“I think I just buried myself”: why Robert Downey Jr feared ‘Tropic Thunder’ would ruin him
Robert Downey Jr’s trajectory in Hollywood has been more of a rollercoaster than the proverbial walk in the park or climb up a mountain. As the son of a director and an actor, he grew up in the film industry, which made his path to acting fairly smooth. However, his family also struggled with addiction, and his own drug use would end up derailing his career just as he was getting his first taste of stardom.
In the mid-1980s, Downey was part of the experimental season 11 cast of Saturday Night Live. Showrunner Lorne Michaels wanted to inject some novelty into the decade-old sketch show and decided to do so by bringing in youthful actors with modest fandoms rather than obscure but wildly talented stand-up comedians. As a result, Randy Quaid, Anthony Michael Hall, Downey, and Joan Cusack were all given a shot at comedic stardom but were quickly fired when it turned out that they could not, in fact, compensate for the lack of actual comedians.

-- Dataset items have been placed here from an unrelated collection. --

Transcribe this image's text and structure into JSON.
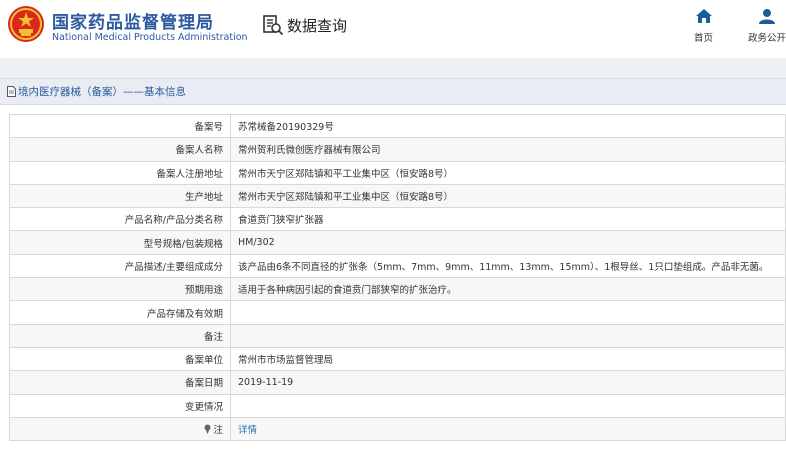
{
  "header": {
    "org_cn": "国家药品监督管理局",
    "org_en": "National Medical Products Administration",
    "query_label": "数据查询",
    "nav": [
      {
        "label": "首页",
        "icon": "home-icon"
      },
      {
        "label": "政务公开",
        "icon": "user-icon"
      }
    ]
  },
  "section": {
    "title": "境内医疗器械（备案）——基本信息"
  },
  "rows": [
    {
      "label": "备案号",
      "value": "苏常械备20190329号"
    },
    {
      "label": "备案人名称",
      "value": "常州贺利氏微创医疗器械有限公司"
    },
    {
      "label": "备案人注册地址",
      "value": "常州市天宁区郑陆镇和平工业集中区（恒安路8号）"
    },
    {
      "label": "生产地址",
      "value": "常州市天宁区郑陆镇和平工业集中区（恒安路8号）"
    },
    {
      "label": "产品名称/产品分类名称",
      "value": "食道贲门狭窄扩张器"
    },
    {
      "label": "型号规格/包装规格",
      "value": "HM/302"
    },
    {
      "label": "产品描述/主要组成成分",
      "value": "该产品由6条不同直径的扩张条（5mm、7mm、9mm、11mm、13mm、15mm）、1根导丝、1只口垫组成。产品非无菌。"
    },
    {
      "label": "预期用途",
      "value": "适用于各种病因引起的食道贲门部狭窄的扩张治疗。"
    },
    {
      "label": "产品存储及有效期",
      "value": ""
    },
    {
      "label": "备注",
      "value": ""
    },
    {
      "label": "备案单位",
      "value": "常州市市场监督管理局"
    },
    {
      "label": "备案日期",
      "value": "2019-11-19"
    },
    {
      "label": "变更情况",
      "value": ""
    }
  ],
  "note_row": {
    "label": "注",
    "link": "详情"
  },
  "colors": {
    "brand_blue": "#2c5aa0",
    "emblem_red": "#d9271c",
    "emblem_gold": "#f0c030",
    "link_blue": "#2c6cb5"
  }
}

For the rest of the ’80s, Downey was grouped in with Brat Pack, a hoard of young actors who usually had some involvement in John Hughes’s movies and tended to pal around and raise hell. He broke free of this association in 1992 when he played Charlie Chaplin in Richard Attenborough’s biopic of the silent film pioneer. Downey won rave reviews for his performance and earned his first Oscar nomination, but the breakthrough was quickly cut short.
Just as he was becoming an in-demand actor, Downey rendered himself unhirable with nearly a decade of arrests, prison time, and rehab for drug use. At one point, he had no home, no job, and no prospect of being hired, even by his friends. Everything changed once again when he landed the role of Tony Stark in Marvel’s Iron Man in 2008.
It could have been an easy victory. Iron Man was destined to be a box office juggernaut, and he could easily have ignored all other offers to focus on being a superhero. But that same year, he decided to take an extremely risky part in Ben Stiller’s Vietnam War movie parody, Tropic Thunder. In it, Downey plays an overzealous method actor who tries to win an Oscar by donning blackface and playing a Black soldier. For someone trying to redeem himself in the industry, it was, to put it mildly, quite a gamble.
Speaking to the Los Angeles Times in 2011, Downey conceded that he’d had a bit of buyer’s remorse after taking the part. “I signed up to do it and then I did Iron Man and I thought, ‘You know, I think I just buried myself,'” he said. “‘I did a movie that is going to reestablish me here in a little way and now I’m going to squander any goodwill I have.'”
In a great twist of irony, however, Downey earned an Oscar nomination for the Tropic Thunder performance, following on the coattails of the critical and box office smash of the first Iron Man movie. That double bill revived his career, and he’s been on a glide path ever since, becoming one of the highest-grossing actors of all time and scooping up an Academy Award for Oppenheimer for good measure.